Gross-out is a sub-
genre of
comedy movies in which the makers employ humour that is willfully "tasteless" or even downright disgusting, although the latter isn't truly requisite. Typical elements include fast pace,
toilet humour,
slapstick, sophomoric jokes about sex and bodily functions, vulgarity, food fights, gratuitous nudity, unrealistic aggressiveness towards property and
Schadenfreude. The movies are generally aimed at a younger audience aged between 18 and 25. One boon of this genre is that it provides an inexpensive way to make a movie "edgy" and to generate media attention for it.
History
In the USA, since the abolition of the
Production Code and its replacement with the
MPAA film rating system in the late 1960s, some filmmakers began to experiment with vulgar humor.

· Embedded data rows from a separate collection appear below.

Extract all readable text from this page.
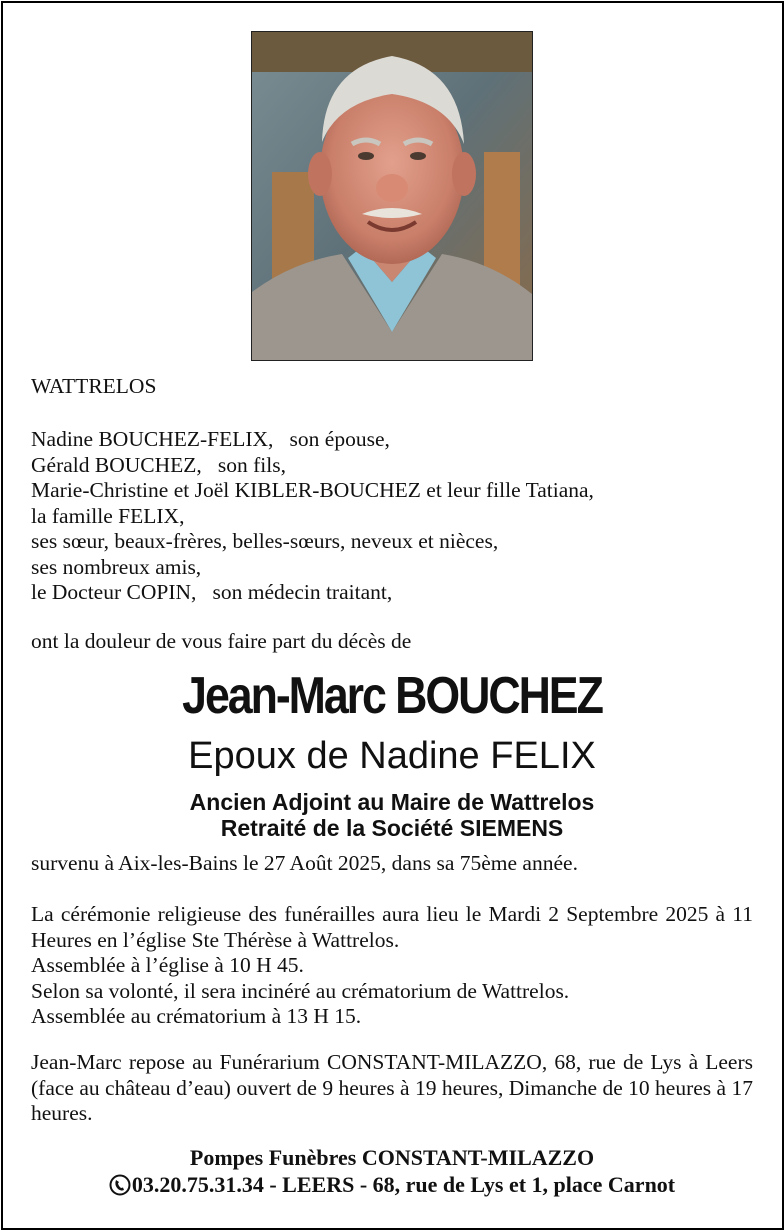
WATTRELOS
Nadine BOUCHEZ-FELIX,   son épouse,
Gérald BOUCHEZ,   son fils,
Marie-Christine et Joël KIBLER-BOUCHEZ et leur fille Tatiana,
la famille FELIX,
ses sœur, beaux-frères, belles-sœurs, neveux et nièces,
ses nombreux amis,
le Docteur COPIN,   son médecin traitant,
ont la douleur de vous faire part du décès de
Jean-Marc BOUCHEZ
Epoux de Nadine FELIX
Ancien Adjoint au Maire de Wattrelos
Retraité de la Société SIEMENS
survenu à Aix-les-Bains le 27 Août 2025, dans sa 75ème année.
La cérémonie religieuse des funérailles aura lieu le Mardi 2 Septembre 2025 à 11 Heures en l’église Ste Thérèse à Wattrelos.
Assemblée à l’église à 10 H 45.
Selon sa volonté, il sera incinéré au crématorium de Wattrelos.
Assemblée au crématorium à 13 H 15.
Jean-Marc repose au Funérarium CONSTANT-MILAZZO, 68, rue de Lys à Leers (face au château d’eau) ouvert de 9 heures à 19 heures, Dimanche de 10 heures à 17 heures.
Pompes Funèbres CONSTANT-MILAZZO
03.20.75.31.34 - LEERS - 68, rue de Lys et 1, place Carnot
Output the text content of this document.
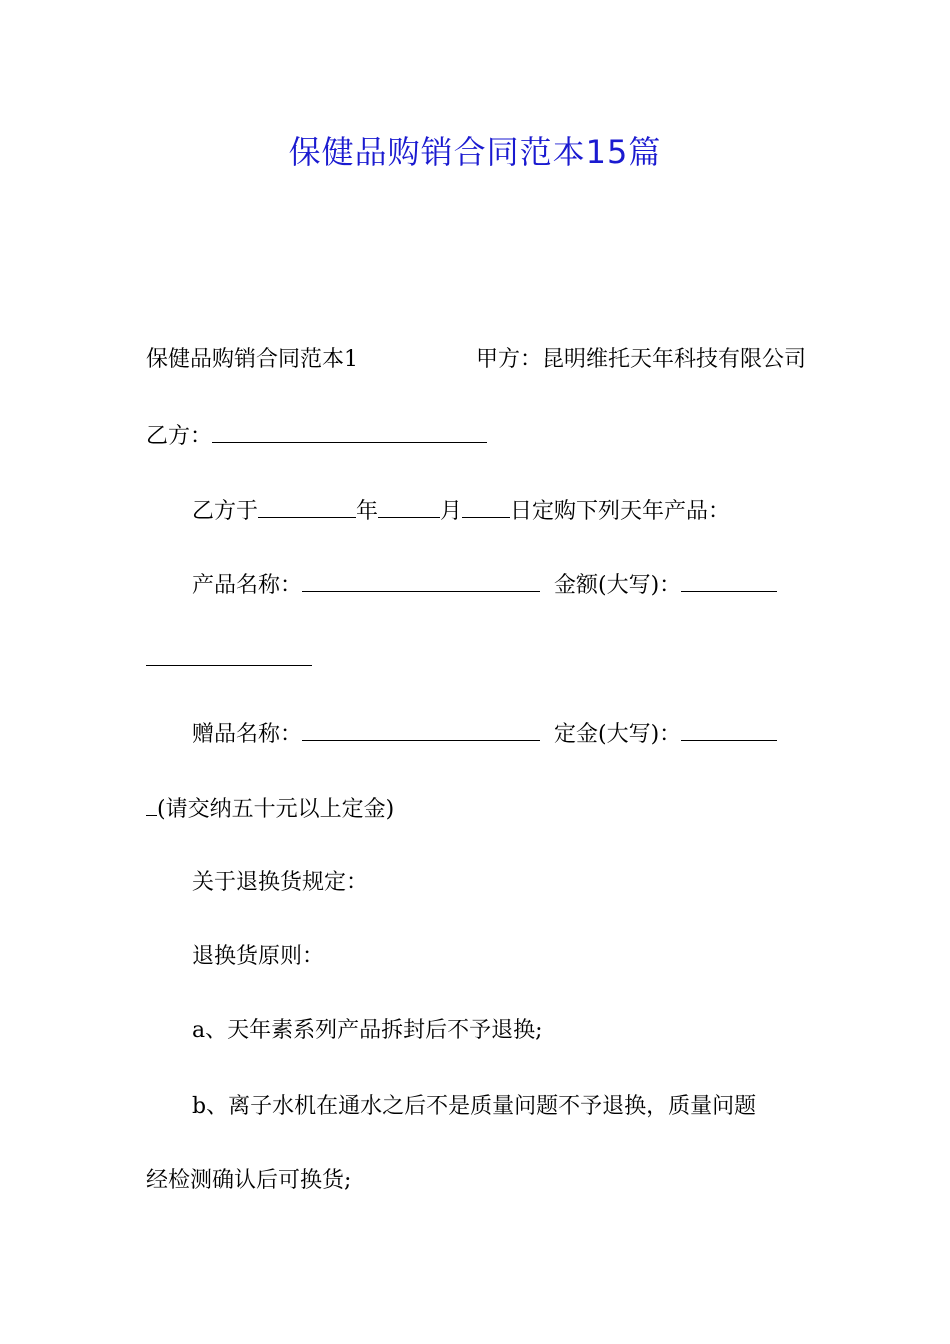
保健品购销合同范本15篇
保健品购销合同范本1	甲方：昆明维托天年科技有限公司
乙方：
乙方于	年	月 日定购下列天年产品：
产品名称：	金额(大写)：
赠品名称：	定金(大写)：
(请交纳五十元以上定金)
关于退换货规定：
退换货原则：
a、天年素系列产品拆封后不予退换;
b、离子水机在通水之后不是质量问题不予退换，质量问题
经检测确认后可换货;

In hindsight, the movie which pioneered the genre was 1972's
Pink Flamingos with its infamous dog excrement eating scene, followed by 1974's sketch comedy sleeper
The Groove Tube. The first movie to which the label "gross-out movie" was actually applied was
1978's
National Lampoon's Animal House, which was a great
box office success despite its limited production costs and thus started an industry trend. Characteristically for the genre, there are actually few gross (disgusting) scenes in it, but the humour is generally crass, fast and destructive.